Maurizio Scanavino, nuovo direttore generale Gedi 
Primi effetti Exor su Gedi Gruppo Editoriale, la società destinata a passare sotto il controllo della holding guidata da John Elkann: Laura Cioli lascia subito il ruolo di direttore generale e conserva il proprio incarico di amministratore delegato sino all’esecuzione dell’operazione di cessione della partecipazione detenuta da Cir in Gedi a Exor.
Nella prospettiva del cambiamento dell’assetto proprietario, Laura Cioli ha convenuto di mettere a disposizione il proprio mandato, addivenendo ad un accordo con la società per la risoluzione consensuale del rapporto.
Il consiglio di amministrazione della Gedi, dopo aver ringraziato Laura Cioli “per il contributo dato e per la disponibilità a collaborare nei prossimi mesi alla transizione verso il nuovo assetto proprietario” ha nominato nuovo direttore generale Maurizio Scanavino, già direttore generale di Itedi e poi amministratore delegato di Gnn, per la divisione La Stampa e Il Secolo XIX. Maurizio Scanavino, classe 1973, è nato a Torino, al cui Politecnico si è laureato in Ingegneria delle telecomunicazioni. Ha lavorato anche in Fiat Automobiles Group.

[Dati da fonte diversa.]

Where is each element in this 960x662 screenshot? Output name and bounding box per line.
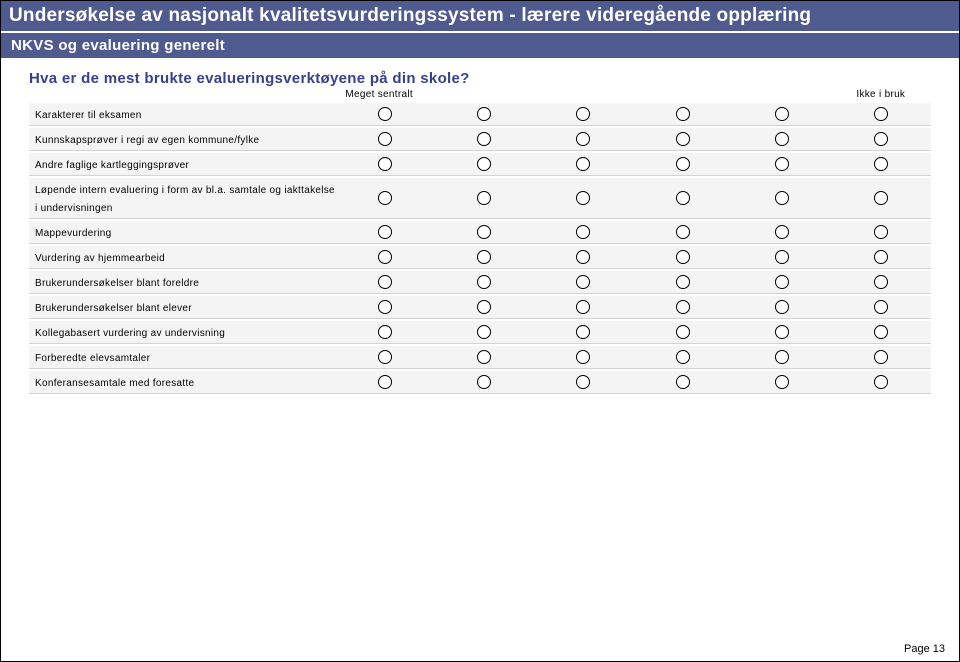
radio-option[interactable] xyxy=(676,157,690,171)
radio-option[interactable] xyxy=(576,225,590,239)
radio-option[interactable] xyxy=(775,225,789,239)
radio-option[interactable] xyxy=(378,275,392,289)
radio-option[interactable] xyxy=(775,300,789,314)
radio-option[interactable] xyxy=(477,300,491,314)
radio-option[interactable] xyxy=(874,300,888,314)
row-label: Brukerundersøkelser blant elever xyxy=(35,303,192,314)
radio-option[interactable] xyxy=(775,157,789,171)
radio-option[interactable] xyxy=(874,325,888,339)
radio-option[interactable] xyxy=(775,275,789,289)
radio-option[interactable] xyxy=(576,107,590,121)
question-block: Hva er de mest brukte evalueringsverktøy… xyxy=(1,58,959,394)
row-label: Mappevurdering xyxy=(35,228,111,239)
matrix-row: Brukerundersøkelser blant foreldre xyxy=(29,271,931,294)
radio-option[interactable] xyxy=(378,225,392,239)
radio-option[interactable] xyxy=(576,375,590,389)
radio-option[interactable] xyxy=(775,132,789,146)
matrix-row: Kunnskapsprøver i regi av egen kommune/f… xyxy=(29,128,931,151)
radio-option[interactable] xyxy=(676,250,690,264)
survey-title: Undersøkelse av nasjonalt kvalitetsvurde… xyxy=(1,1,959,31)
scale-right-label: Ikke i bruk xyxy=(856,89,905,100)
radio-option[interactable] xyxy=(477,250,491,264)
radio-option[interactable] xyxy=(378,375,392,389)
row-label: Brukerundersøkelser blant foreldre xyxy=(35,278,199,289)
section-title: NKVS og evaluering generelt xyxy=(1,31,959,58)
radio-option[interactable] xyxy=(378,350,392,364)
radio-option[interactable] xyxy=(676,375,690,389)
matrix-row: Forberedte elevsamtaler xyxy=(29,346,931,369)
radio-option[interactable] xyxy=(477,191,491,205)
radio-option[interactable] xyxy=(775,375,789,389)
radio-option[interactable] xyxy=(576,275,590,289)
radio-option[interactable] xyxy=(477,132,491,146)
radio-option[interactable] xyxy=(576,157,590,171)
radio-option[interactable] xyxy=(676,191,690,205)
radio-option[interactable] xyxy=(576,300,590,314)
row-label: Forberedte elevsamtaler xyxy=(35,353,150,364)
radio-option[interactable] xyxy=(874,275,888,289)
radio-option[interactable] xyxy=(576,250,590,264)
row-label: Karakterer til eksamen xyxy=(35,110,142,121)
matrix-row: Kollegabasert vurdering av undervisning xyxy=(29,321,931,344)
radio-option[interactable] xyxy=(775,107,789,121)
radio-option[interactable] xyxy=(477,325,491,339)
radio-option[interactable] xyxy=(775,350,789,364)
matrix-row: Karakterer til eksamen xyxy=(29,103,931,126)
radio-option[interactable] xyxy=(576,132,590,146)
row-label: Kollegabasert vurdering av undervisning xyxy=(35,328,225,339)
row-label: Løpende intern evaluering i form av bl.a… xyxy=(35,185,335,214)
radio-option[interactable] xyxy=(874,250,888,264)
radio-option[interactable] xyxy=(477,157,491,171)
radio-option[interactable] xyxy=(676,275,690,289)
radio-option[interactable] xyxy=(378,300,392,314)
scale-header: Meget sentralt Ikke i bruk xyxy=(29,89,931,100)
page-number: Page 13 xyxy=(904,643,945,655)
radio-option[interactable] xyxy=(676,325,690,339)
radio-option[interactable] xyxy=(477,375,491,389)
matrix-row: Løpende intern evaluering i form av bl.a… xyxy=(29,178,931,219)
radio-option[interactable] xyxy=(378,250,392,264)
radio-option[interactable] xyxy=(775,250,789,264)
radio-option[interactable] xyxy=(676,350,690,364)
matrix-row: Konferansesamtale med foresatte xyxy=(29,371,931,394)
radio-option[interactable] xyxy=(775,325,789,339)
radio-option[interactable] xyxy=(477,275,491,289)
radio-option[interactable] xyxy=(477,350,491,364)
row-label: Andre faglige kartleggingsprøver xyxy=(35,160,189,171)
radio-option[interactable] xyxy=(676,300,690,314)
radio-option[interactable] xyxy=(378,107,392,121)
row-label: Konferansesamtale med foresatte xyxy=(35,378,194,389)
row-label: Vurdering av hjemmearbeid xyxy=(35,253,165,264)
radio-option[interactable] xyxy=(378,132,392,146)
matrix: Karakterer til eksamen Kunnskapsprøver i … xyxy=(29,103,931,394)
matrix-row: Andre faglige kartleggingsprøver xyxy=(29,153,931,176)
radio-option[interactable] xyxy=(874,375,888,389)
radio-option[interactable] xyxy=(775,191,789,205)
radio-option[interactable] xyxy=(477,107,491,121)
radio-option[interactable] xyxy=(576,191,590,205)
radio-option[interactable] xyxy=(378,325,392,339)
radio-option[interactable] xyxy=(378,157,392,171)
matrix-row: Vurdering av hjemmearbeid xyxy=(29,246,931,269)
radio-option[interactable] xyxy=(874,350,888,364)
radio-option[interactable] xyxy=(874,107,888,121)
scale-left-label: Meget sentralt xyxy=(345,89,413,100)
matrix-row: Brukerundersøkelser blant elever xyxy=(29,296,931,319)
question-label: Hva er de mest brukte evalueringsverktøy… xyxy=(29,70,931,87)
radio-option[interactable] xyxy=(576,350,590,364)
radio-option[interactable] xyxy=(676,107,690,121)
radio-option[interactable] xyxy=(874,157,888,171)
radio-option[interactable] xyxy=(874,132,888,146)
radio-option[interactable] xyxy=(874,225,888,239)
radio-option[interactable] xyxy=(576,325,590,339)
radio-option[interactable] xyxy=(874,191,888,205)
matrix-row: Mappevurdering xyxy=(29,221,931,244)
radio-option[interactable] xyxy=(676,225,690,239)
radio-option[interactable] xyxy=(676,132,690,146)
row-label: Kunnskapsprøver i regi av egen kommune/f… xyxy=(35,135,259,146)
radio-option[interactable] xyxy=(378,191,392,205)
radio-option[interactable] xyxy=(477,225,491,239)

Inoltre, il consiglio di amministrazione di Gedi, nel quadro dell’annunciato trasferimento delle partecipazioni di controllo della società ha preso atto e confermato la cessazione dell’attività di direzione e coordinamento da parte di Cir, che, attraverso Cofide, fa capo alla Fratelli De Benedetti, figli di Carlo.
Con riferimento alla risoluzione del rapporto con Laura Cioli, la Gedi, ha reso noto che il consiglio di amministrazione, dopo aver compiuto le opportune verifiche e le necessarie valutazioni, previo parere favorevole del Comitato nomine e remunerazione, del Comitato parti correlate e del collegio sindacale, ha deliberato di addivenire all'accordo di risoluzione consensuale, che comporta, oltre alle ordinarie spettanze di fine rapporto, la corresponsione di un importo pari alla somma complessiva lorda di 1,850 milioni (95% a titolo di incentivo all’esodo e 5% residuo a titolo transattivo), nonché il versamento di 100.000 euro lordi quale mbo forfettizzato per l’anno 2019 (Laura Cioli è titolare di 333.332 azioni Gedi).